DHS chief: Border agencies near broke
Federal officials testified Thursday their agencies have been overwhelmed by the surge of illegal immigrants in the Rio Grande Valley.
Secretary of Homeland Security Jeh Johnson said two key agencies in charge of border security are about to run out of money unless Congress approves a $3.7 billion emergency funding request from President Obama.
{mosads}“At our current burn rate within the Department of Homeland Security, ICE will run out of money by mid-August,” Johnson testified, referring to U.S. Immigration and Customs Enforcement.
“Customs and Border Patrol will run out of money in mid September,” he warned.
Johnson said surging transportation costs and the need to build additional detention facilities has depleted his operating budget.
Secretary of the Department of Health and Human Services Sylvia Mathews Burwell said her department is running out of beds for the tens of thousands of children who have crossed the border illegally from Honduras, Guatemala and El Salvador.
“What happened in May and June is the number of children that came through DHS exceeded the number of beds we had available at HHS,” she told lawmakers. “Whenever that number exceeds, those children are at the border and those children are in detention and holding pens until we can move them.”
Burwell warned of a massive backup of child detainees at the border unless her department receives millions of dollars in new funds immediately.
Nearly 50,000 unaccompanied children have been apprehended at the Texas border since October 2013, and the Border Patrol estimated earlier this year the number could reach 90,000 before the end of September.
Johnson said it can take between a few weeks to more than a year to adjudicate the cases of illegal immigrants who are children from Central American countries.
The process for addressing illegal minors from Mexico and Canada is much quicker because they were not granted special due process rights under the 2008 William Wilberforce Trafficking Victims Protection Act.
Johnson said of the 1,800 unaccompanied children are deported per year, only a small fraction of those are smuggled across the border.
“Part of this request is so we can accelerate that process so that more are returned given the current situation,” he said.
But even some Democrats were skeptical of the administration’s request because of a lack of specifics.
“How can you give us a budget request if you don’t know how it’s going to speed up the process?” asked Sen. Jon Tester, a Democrat from Montana.
Sen. Mary Landrieu (D-La.), citing previous testimony from Thomas Homan, a senior official at ICE, said there is a backlog in the courts of about 375,000 illegal immigrants who are children and that it would take between three and five years for them to wend their way through the process. She is the chairwoman of the Senate Appropriations Committee’s Homeland Security subcommittee.
“I want to help but I also have strong feelings about right now today a lack of accountability as to what agency in front of us is ultimately in charge,” Landrieu said.
Currently the departments of Homeland Security, Health and Human Services, Justice and State have some jurisdiction over the crisis.
Landrieu wants that responsibility consolidated into one department.
“Otherwise it’s going to be a dispersal of funds, no metrics, no overall accountability,” she said.
Sen. Barbara Mikulski (D-Md.), the chairwoman of the Appropriations Committee, said the government’s first goal should be to protect the safety and health of the unaccompanied minors.
She said the second objective should be “a muscular deterrence strategy that discourages families from sending their children with smugglers out for profit.”

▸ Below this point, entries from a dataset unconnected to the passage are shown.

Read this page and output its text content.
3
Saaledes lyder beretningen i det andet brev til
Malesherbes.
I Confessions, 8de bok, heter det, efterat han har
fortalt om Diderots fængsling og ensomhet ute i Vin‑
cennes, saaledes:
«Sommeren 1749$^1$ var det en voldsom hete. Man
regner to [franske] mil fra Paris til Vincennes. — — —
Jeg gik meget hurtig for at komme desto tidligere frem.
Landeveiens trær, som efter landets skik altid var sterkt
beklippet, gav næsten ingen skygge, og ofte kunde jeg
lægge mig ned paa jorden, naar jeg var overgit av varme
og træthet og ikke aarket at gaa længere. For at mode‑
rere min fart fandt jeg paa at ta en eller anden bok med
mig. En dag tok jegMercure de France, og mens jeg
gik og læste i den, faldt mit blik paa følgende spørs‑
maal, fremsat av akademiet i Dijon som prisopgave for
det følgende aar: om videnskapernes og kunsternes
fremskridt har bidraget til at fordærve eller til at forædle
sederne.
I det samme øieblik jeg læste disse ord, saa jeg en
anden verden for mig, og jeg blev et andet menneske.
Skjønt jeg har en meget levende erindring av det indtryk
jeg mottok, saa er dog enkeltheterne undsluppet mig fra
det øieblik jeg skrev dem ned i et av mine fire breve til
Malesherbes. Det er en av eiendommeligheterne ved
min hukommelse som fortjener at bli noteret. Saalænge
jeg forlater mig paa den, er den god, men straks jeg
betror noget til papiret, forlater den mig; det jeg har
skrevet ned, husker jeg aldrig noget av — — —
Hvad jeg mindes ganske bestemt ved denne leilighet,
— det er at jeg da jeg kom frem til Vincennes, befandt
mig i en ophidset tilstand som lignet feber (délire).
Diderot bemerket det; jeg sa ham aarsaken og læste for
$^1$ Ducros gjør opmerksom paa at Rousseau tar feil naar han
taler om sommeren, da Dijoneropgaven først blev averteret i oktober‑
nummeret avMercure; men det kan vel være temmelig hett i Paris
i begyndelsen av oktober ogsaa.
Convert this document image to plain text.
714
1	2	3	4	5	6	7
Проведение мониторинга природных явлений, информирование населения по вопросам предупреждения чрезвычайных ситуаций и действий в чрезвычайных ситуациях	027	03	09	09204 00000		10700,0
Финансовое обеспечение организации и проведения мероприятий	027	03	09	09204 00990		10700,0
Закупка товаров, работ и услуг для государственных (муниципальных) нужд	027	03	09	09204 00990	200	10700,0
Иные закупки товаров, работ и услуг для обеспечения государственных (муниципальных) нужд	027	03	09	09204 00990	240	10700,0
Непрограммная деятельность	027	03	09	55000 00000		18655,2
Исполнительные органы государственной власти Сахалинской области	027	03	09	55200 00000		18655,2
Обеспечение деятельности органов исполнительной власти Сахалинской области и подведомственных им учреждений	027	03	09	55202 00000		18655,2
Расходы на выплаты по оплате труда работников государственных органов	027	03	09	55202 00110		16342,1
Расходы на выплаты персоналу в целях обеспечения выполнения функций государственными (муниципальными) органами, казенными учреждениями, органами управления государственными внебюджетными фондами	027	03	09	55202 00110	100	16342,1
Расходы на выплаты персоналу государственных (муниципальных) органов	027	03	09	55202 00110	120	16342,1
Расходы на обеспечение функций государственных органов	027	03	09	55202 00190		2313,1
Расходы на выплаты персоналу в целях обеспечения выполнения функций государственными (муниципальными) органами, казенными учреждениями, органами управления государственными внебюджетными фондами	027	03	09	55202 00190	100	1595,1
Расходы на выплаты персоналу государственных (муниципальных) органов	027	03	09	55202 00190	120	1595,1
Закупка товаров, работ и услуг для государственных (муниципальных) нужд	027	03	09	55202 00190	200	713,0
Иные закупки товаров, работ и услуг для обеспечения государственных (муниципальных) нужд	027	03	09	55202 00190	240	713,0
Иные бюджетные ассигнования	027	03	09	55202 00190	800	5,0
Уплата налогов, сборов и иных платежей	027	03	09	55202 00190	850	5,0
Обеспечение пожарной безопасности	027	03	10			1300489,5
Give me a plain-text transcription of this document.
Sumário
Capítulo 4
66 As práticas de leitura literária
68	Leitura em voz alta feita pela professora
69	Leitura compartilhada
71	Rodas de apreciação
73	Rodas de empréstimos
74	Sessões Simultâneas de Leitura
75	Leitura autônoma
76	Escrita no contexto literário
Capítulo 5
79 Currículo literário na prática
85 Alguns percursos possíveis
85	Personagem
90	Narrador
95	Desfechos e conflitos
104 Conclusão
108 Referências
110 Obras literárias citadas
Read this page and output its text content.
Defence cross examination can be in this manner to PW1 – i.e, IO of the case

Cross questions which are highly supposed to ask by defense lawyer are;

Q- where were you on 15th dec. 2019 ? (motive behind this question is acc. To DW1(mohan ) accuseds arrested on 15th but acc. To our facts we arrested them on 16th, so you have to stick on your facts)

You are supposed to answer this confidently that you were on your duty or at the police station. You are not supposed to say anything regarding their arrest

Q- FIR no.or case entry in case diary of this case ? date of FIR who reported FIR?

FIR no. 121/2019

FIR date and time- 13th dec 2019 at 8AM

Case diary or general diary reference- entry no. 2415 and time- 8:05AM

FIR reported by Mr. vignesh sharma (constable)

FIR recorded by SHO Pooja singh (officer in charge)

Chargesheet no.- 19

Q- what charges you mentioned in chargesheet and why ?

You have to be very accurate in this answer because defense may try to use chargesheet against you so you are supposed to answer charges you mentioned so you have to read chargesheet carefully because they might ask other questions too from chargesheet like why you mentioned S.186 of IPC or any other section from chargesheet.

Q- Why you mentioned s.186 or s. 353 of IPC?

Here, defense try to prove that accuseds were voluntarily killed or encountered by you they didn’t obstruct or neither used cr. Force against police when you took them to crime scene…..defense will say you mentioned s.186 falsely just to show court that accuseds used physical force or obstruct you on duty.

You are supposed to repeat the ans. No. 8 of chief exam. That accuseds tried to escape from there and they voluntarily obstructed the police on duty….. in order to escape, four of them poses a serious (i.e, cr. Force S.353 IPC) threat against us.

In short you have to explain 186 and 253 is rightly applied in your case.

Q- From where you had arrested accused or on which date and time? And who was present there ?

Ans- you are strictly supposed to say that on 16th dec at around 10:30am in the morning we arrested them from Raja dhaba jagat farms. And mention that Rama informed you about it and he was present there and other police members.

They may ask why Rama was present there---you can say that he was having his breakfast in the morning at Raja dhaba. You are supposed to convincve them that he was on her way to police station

Republicans said the administration must present a more convincing plan for how it intends to slow the flow of children from Central America and questioned whether the 2008 trafficking law needs to be amended.
“We’ve heard reports that probably we need to change that law some way, amend that law, as we talk about more money,” said Sen. Richard Shelby (Ala.), the ranking Republican on the Appropriations Committee.
Johnson acknowledged changing the law could be helpful.
“I do believe that some type of added discretion on my part would be helpful to address this particular situation,” he said. “What we have in mind is treating migrants, unaccompanied migrants from the three Central American countries, which are what we call non-contiguous countries, as being from contiguous countries.”
But when pressed by Sen. John Hoeven (R-N.D.), Johnson insisted the administration could deal with the surge of unaccompanied minors without changes to the 2008 trafficking law.
“I believe we can,” he said. “I believe the 2008 law reflects fundamental values and commitments of this country that we should continue to adhere to, but I also believe that through increased detention capability, added resources by my department, [and] the Department of Justice, we can and we should turn people around quicker.”
The administration officials emphasized they have waged a public relations campaign in the Guatemala and the other Central American countries from where the migration has emanated but Republican lawmakers said it was not sufficient.